I decide when a passing artifact should still be rejected. The nine-language demo passed. Byte-identical output across every target, green build. I threw it away anyway, for a property no gate measured: it was nine implementations with nothing in common, which meant every future feature would be written nine times. That is a judgment operating above the objective — the objective is satisfied and the answer is still wrong. Drucker's manager can't make that move, because in his world a met objective is success by definition. I retain the authority to overrule my own oracle when it certifies something I reject.

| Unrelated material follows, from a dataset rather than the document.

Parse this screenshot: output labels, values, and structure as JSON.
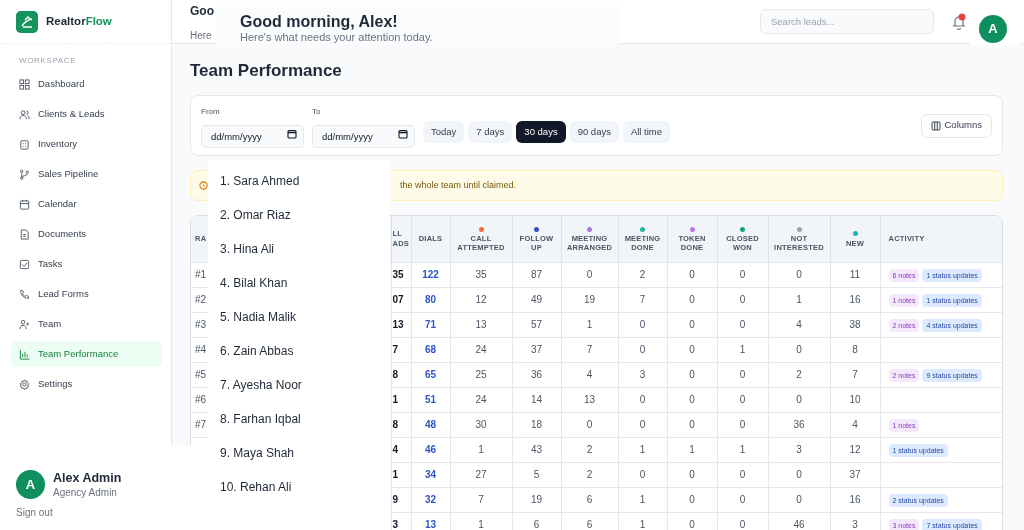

I decide how the objective computes its answer. This is the one I nearly missed, and it's the deepest. In "The Oracle Is the Asset" I noted, almost in passing, that the expected values in the compare layer aren't authored — they're referenced, fetched live from Rails. That's not a testing detail. It determines what the whole search can converge to. A frozen characterization suite would converge the agent to "matches the forty cases I recorded." A live reference converges it to "matches Rails over every input there is." Same objective in its bones, utterly different system — and the difference is a decision about the epistemology of the oracle, not the shape of the artifact.

Setting architecture is the agent's. Directing method is nobody's. What's left is custody of the standard of success while the search is running — extend it, overrule it, decide how it computes truth. Those three are the oracle's verdict on a candidate. There's a fourth that isn't about the verdict at all: keeping a target in front of the agent that a candidate can even reach. It's the twin of a problem I have to lay out first — the agent's instinct for the smallest change — so I'll come back to it. All four are the involvement I couldn't name.

Why Drucker can't hold it

Drucker's management by objective assumes a stable division of labor: the manager owns the what, the worker owns the how, and the interface between them is the objective — stated once, assessed at the end. The manager can, in principle, go on vacation after the objective is set.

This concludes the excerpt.